Trump's New Deportation Goal for 2025 Makes It Way Harder to Meet His Campaign Promise: Report
The Trump administration's new goal is to deport 1 million immigrants a year but deportations are tracking toward only about 212,000 by end of the fiscal year

A new Washington Post report has revealed that the Trump administration's new goal is to deport 1 million immigrants a year. Even though the number would more than double the highest annual removals in U.S. history, it would still make it significantly harder for the administration to fulfill Trump's campaign promise of removing "millions" if re-elected.
According to the investigation, based on testimony from four current and former federal officials with direct knowledge of the plans, even the 1-million deportee target faces significant logistical, legal, and diplomatic obstacles, making it unlikely to succeed.
"That is not just a switch you can turn on," said Doris Meissner, a former immigration commissioner and senior fellow at the Migration Policy Institute to The Washington Post. "The deportation process is time-consuming."
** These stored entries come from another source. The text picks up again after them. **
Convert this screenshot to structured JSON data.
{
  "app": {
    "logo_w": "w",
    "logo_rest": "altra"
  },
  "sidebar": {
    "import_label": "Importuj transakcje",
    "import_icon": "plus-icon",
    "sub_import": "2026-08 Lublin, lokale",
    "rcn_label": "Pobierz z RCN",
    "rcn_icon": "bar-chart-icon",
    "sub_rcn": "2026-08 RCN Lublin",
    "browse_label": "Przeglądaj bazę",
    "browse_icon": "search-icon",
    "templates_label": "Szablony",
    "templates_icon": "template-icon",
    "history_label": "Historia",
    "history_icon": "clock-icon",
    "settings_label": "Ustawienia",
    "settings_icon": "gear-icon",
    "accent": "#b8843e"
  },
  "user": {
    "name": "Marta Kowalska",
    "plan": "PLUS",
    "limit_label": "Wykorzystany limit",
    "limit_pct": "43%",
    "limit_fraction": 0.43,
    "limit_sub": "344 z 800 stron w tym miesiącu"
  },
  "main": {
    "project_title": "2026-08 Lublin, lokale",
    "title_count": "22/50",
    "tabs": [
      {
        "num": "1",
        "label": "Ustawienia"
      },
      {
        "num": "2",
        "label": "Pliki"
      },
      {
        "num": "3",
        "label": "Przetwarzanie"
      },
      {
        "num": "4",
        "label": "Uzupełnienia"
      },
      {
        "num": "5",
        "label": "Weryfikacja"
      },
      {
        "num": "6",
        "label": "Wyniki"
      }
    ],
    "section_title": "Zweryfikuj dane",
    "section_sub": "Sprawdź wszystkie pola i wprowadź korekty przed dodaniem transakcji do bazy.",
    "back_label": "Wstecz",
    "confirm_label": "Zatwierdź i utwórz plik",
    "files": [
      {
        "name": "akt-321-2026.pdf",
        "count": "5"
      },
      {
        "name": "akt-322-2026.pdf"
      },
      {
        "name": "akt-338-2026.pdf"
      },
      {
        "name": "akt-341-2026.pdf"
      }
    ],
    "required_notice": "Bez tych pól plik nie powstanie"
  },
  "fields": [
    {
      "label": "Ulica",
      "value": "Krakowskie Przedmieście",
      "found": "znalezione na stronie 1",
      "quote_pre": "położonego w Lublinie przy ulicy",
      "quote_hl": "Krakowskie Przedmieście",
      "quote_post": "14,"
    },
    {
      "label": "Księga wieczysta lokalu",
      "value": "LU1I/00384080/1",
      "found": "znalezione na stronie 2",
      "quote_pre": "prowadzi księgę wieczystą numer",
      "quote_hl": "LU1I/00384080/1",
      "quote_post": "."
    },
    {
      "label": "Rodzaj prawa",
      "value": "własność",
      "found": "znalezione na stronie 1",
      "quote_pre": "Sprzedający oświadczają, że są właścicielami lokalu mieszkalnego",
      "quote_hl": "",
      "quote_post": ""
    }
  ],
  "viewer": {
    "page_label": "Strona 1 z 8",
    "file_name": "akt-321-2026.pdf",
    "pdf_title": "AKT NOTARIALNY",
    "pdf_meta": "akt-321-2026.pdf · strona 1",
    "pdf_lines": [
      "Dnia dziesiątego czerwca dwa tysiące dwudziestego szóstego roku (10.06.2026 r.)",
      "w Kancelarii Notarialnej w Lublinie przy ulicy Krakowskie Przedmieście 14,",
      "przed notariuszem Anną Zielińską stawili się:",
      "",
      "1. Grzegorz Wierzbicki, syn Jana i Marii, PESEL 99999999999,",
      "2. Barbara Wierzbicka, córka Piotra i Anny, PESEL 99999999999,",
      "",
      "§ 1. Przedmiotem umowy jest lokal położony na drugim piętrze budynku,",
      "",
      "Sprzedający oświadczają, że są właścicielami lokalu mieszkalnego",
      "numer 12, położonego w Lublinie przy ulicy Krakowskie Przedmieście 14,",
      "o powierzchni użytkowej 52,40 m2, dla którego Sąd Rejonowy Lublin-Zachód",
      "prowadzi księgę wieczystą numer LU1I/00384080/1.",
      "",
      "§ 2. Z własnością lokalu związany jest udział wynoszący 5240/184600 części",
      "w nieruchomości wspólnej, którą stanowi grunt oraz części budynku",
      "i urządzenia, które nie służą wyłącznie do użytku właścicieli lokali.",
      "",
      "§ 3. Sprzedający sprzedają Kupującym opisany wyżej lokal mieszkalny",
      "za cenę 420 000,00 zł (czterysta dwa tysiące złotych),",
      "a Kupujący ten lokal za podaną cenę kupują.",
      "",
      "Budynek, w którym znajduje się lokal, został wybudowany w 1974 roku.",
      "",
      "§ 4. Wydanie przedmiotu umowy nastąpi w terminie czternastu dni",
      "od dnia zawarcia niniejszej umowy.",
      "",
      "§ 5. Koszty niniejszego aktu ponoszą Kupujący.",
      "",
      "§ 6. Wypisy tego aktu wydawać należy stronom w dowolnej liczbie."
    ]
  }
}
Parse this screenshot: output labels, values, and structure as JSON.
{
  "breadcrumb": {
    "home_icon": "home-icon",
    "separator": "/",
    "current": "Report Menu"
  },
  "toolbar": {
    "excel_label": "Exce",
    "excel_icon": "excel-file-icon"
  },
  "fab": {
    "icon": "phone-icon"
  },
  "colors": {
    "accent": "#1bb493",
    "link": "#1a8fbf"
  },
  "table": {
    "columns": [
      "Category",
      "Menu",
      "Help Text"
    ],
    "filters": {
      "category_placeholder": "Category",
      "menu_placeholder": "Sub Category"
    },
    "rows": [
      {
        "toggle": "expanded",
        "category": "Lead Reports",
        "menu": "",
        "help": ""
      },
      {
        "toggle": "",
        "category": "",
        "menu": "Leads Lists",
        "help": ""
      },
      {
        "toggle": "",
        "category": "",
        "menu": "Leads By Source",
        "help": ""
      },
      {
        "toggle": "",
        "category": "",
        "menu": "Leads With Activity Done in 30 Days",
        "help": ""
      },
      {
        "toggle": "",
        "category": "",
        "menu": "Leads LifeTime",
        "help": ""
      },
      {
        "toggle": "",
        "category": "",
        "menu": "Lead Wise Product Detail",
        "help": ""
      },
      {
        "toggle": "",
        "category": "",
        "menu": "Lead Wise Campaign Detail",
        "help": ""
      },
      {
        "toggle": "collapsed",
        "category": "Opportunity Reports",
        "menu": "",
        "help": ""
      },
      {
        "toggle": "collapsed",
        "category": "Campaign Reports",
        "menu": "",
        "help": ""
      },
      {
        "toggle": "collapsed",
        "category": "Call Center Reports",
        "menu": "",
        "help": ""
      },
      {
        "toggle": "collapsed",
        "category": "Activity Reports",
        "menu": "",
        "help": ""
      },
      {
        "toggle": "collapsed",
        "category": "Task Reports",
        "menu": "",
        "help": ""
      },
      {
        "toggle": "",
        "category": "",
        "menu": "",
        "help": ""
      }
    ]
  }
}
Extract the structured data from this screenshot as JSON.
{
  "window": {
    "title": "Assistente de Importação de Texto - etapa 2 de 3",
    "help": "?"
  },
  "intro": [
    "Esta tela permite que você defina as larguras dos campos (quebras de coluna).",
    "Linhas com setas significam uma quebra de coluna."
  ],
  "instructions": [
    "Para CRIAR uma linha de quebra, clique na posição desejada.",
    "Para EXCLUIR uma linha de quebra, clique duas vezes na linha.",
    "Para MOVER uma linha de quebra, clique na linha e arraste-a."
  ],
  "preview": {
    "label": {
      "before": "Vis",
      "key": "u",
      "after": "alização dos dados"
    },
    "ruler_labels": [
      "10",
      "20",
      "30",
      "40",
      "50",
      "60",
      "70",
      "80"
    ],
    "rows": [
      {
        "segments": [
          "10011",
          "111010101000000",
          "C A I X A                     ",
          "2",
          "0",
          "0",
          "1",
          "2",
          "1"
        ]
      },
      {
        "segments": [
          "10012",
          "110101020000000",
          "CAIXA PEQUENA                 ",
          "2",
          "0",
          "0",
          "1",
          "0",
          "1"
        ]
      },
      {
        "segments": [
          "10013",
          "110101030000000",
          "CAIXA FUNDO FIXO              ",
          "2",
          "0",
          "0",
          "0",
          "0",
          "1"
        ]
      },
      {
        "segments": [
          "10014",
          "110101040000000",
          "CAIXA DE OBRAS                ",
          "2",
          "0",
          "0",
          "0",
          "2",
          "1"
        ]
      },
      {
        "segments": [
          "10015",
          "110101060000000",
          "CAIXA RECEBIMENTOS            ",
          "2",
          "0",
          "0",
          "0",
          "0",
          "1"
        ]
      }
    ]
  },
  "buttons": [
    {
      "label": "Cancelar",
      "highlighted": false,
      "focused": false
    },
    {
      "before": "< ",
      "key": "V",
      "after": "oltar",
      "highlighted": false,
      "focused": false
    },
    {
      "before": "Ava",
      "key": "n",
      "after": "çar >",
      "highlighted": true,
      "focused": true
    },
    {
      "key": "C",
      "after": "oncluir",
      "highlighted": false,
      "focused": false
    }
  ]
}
Furthermore, the new goal appears to depart from what the Trump administration has been able to achieve so far. ICE had deported roughly 117,000 immigrants in 2025 through late March, according to DHS spokesperson Tricia McLaughlin. That figure includes arrests by both Immigration and Customs Enforcement and Customs and Border Protection, not just deportations from the U.S. interior.
ICE arrests may hit 240,000 by the end of the fiscal year, but actual deportations are tracking toward only about 212,000, well below the 1 million goal.
Complicating things even more for the administration are mounting legal challenges against his immigration plans, such as the one filed on Monday by ACLU attorneys which argues that several Colorado men have been wrongly identified as gang members.
The lawsuit invokes last week's Supreme Court ruling, which permits deportations under the Alien Enemies Act but requires due process, including time to contest removals in court. The attorneys claim the detainees face "imminent danger" and could be deported before receiving judicial review.